LONG article, but worth reading. Here is a sample:
“I’ve noticed that enmity toward “cis” gay men (which often seems a lot like straight up homophobia) has begun to permeate LGBT publications and social media, without any sort of consequences. In a 2020 New Yorker article, for instance, trans/nonbinary writer Masha Gessen (they/them) explained why Pete Buttigieg, the former Democratic candidate for president (and now Joe Biden’s transportation secretary), isn’t “gay enough.” Gessen analyzed the Buttigieg phenomenon through the lens of intersectionality, a modern theoretical framework that formulates a hierarchy of disadvantage. The greater the disadvantage you suffer, the more immunity from criticism you enjoy, and the more mercy you command from the Church of Social Justice.
“Gessen reduced the whole of “queer” America into two groups: the group of queers who can hide their queerness and the group of queers who cannot. The author contends that it’s this categorization that determines a queer person’s political worldviews—worldviews which Gessen similarly reduces to two categories. First is the worldview of queers who “pass,” which says “to straight people, ‘we are just like you, and all we want is the right to have what you have: marriage, children, a house with a picket fence, and the right to serve in the military.’” Second is the worldview of queers who cannot pass, which is “rooted in ideas of liberation, revolutionary change, and solidarity.” Gessen adds, “I am not saying that L.G.B.T. people who don’t pass are somehow morally superior to L.G.B.T. people who do.” But then the author goes on to quote an open letter by a group called Queers Against Pete that describes queers who cannot pass as people “who are clear that LGBTQIA people are directly and disproportionately impacted by police violence, incarceration, unaffordable healthcare, homelessness, deportation, and economic inequality.” Queers who can pass (the “more mainstream” ones), on the other hand, are those who “aim to erase difference.” The suggestion here is that since Buttigieg is not a gender-nonconforming ex-con raising an immigrant child on a socialist commune on Portland’s outskirts, he is, Gessen concludes, an “essentially conservative” “straight politician in a gay man’s body”—and so not up to intersectional snuff for the more authentic half of queer America.

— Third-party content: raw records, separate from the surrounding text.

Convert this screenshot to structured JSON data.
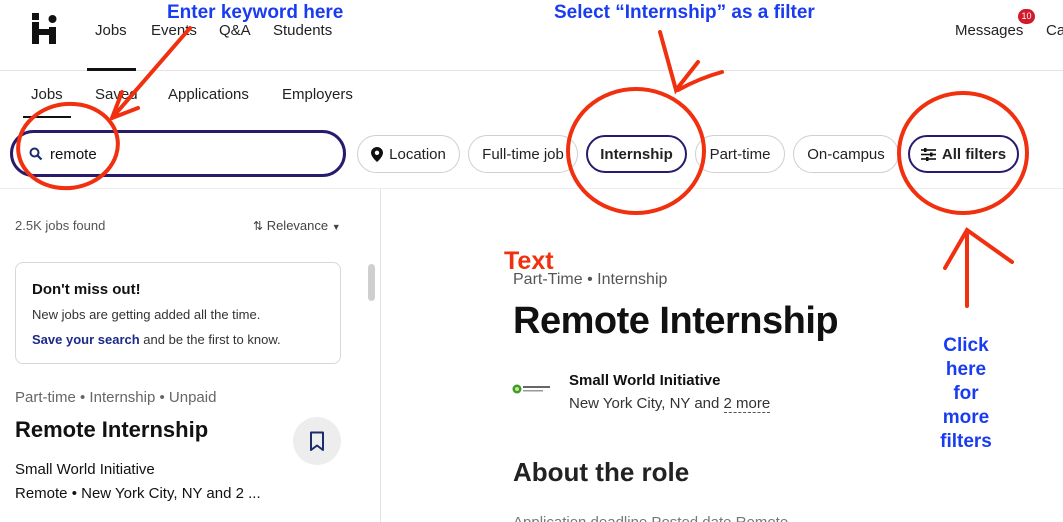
{
  "topnav": {
    "items": [
      {
        "label": "Jobs"
      },
      {
        "label": "Events"
      },
      {
        "label": "Q&A"
      },
      {
        "label": "Students"
      }
    ],
    "messages_label": "Messages",
    "messages_badge": "10",
    "cut_label": "Ca"
  },
  "subnav": {
    "items": [
      {
        "label": "Jobs"
      },
      {
        "label": "Saved"
      },
      {
        "label": "Applications"
      },
      {
        "label": "Employers"
      }
    ]
  },
  "filters": {
    "search_value": "remote",
    "location": "Location",
    "fulltime": "Full-time job",
    "internship": "Internship",
    "parttime": "Part-time",
    "oncampus": "On-campus",
    "allfilters": "All filters"
  },
  "results": {
    "count": "2.5K jobs found",
    "sort": "Relevance"
  },
  "alert": {
    "title": "Don't miss out!",
    "body": "New jobs are getting added all the time.",
    "link": "Save your search",
    "link_suffix": " and be the first to know."
  },
  "job_card": {
    "meta": "Part-time • Internship • Unpaid",
    "title": "Remote Internship",
    "employer": "Small World Initiative",
    "location": "Remote • New York City, NY and 2 ..."
  },
  "detail": {
    "meta": "Part-Time  •  Internship",
    "title": "Remote Internship",
    "employer": "Small World Initiative",
    "location_prefix": "New York City, NY and ",
    "location_more": "2 more",
    "section_title": "About the role",
    "cut_text": "Application deadline          Posted date               Remote"
  },
  "annotations": {
    "keyword": "Enter keyword here",
    "internship": "Select “Internship” as a filter",
    "text": "Text",
    "click_lines": [
      "Click",
      "here",
      "for",
      "more",
      "filters"
    ],
    "color_blue": "#1a3cf0",
    "color_red": "#f0300f"
  },
  "colors": {
    "accent": "#2a1a6e",
    "link": "#1c2a8a",
    "badge": "#d11a2a"
  }
}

“This attitude, which has permeated much of LGBT media in recent years, offers one explanation for the sharp uptick in the number of gay men and women who now identify under the umbrella of “trans/nonbinary.” As I’ve told friends over the last few years, were I to dye my hair purple, start painting my nails and wearing eyeliner, and change my pronouns, I would experience less anti-gay hostility in the “queer” community, since I would have visibly rejected “cis-heteronormativity.” In fact, my change would also be taken as a signal that I’d adopted a whole set of acceptable politics and beliefs, including the belief that people are attracted to others on the basis of their internally felt gender, as opposed to their biological sex.”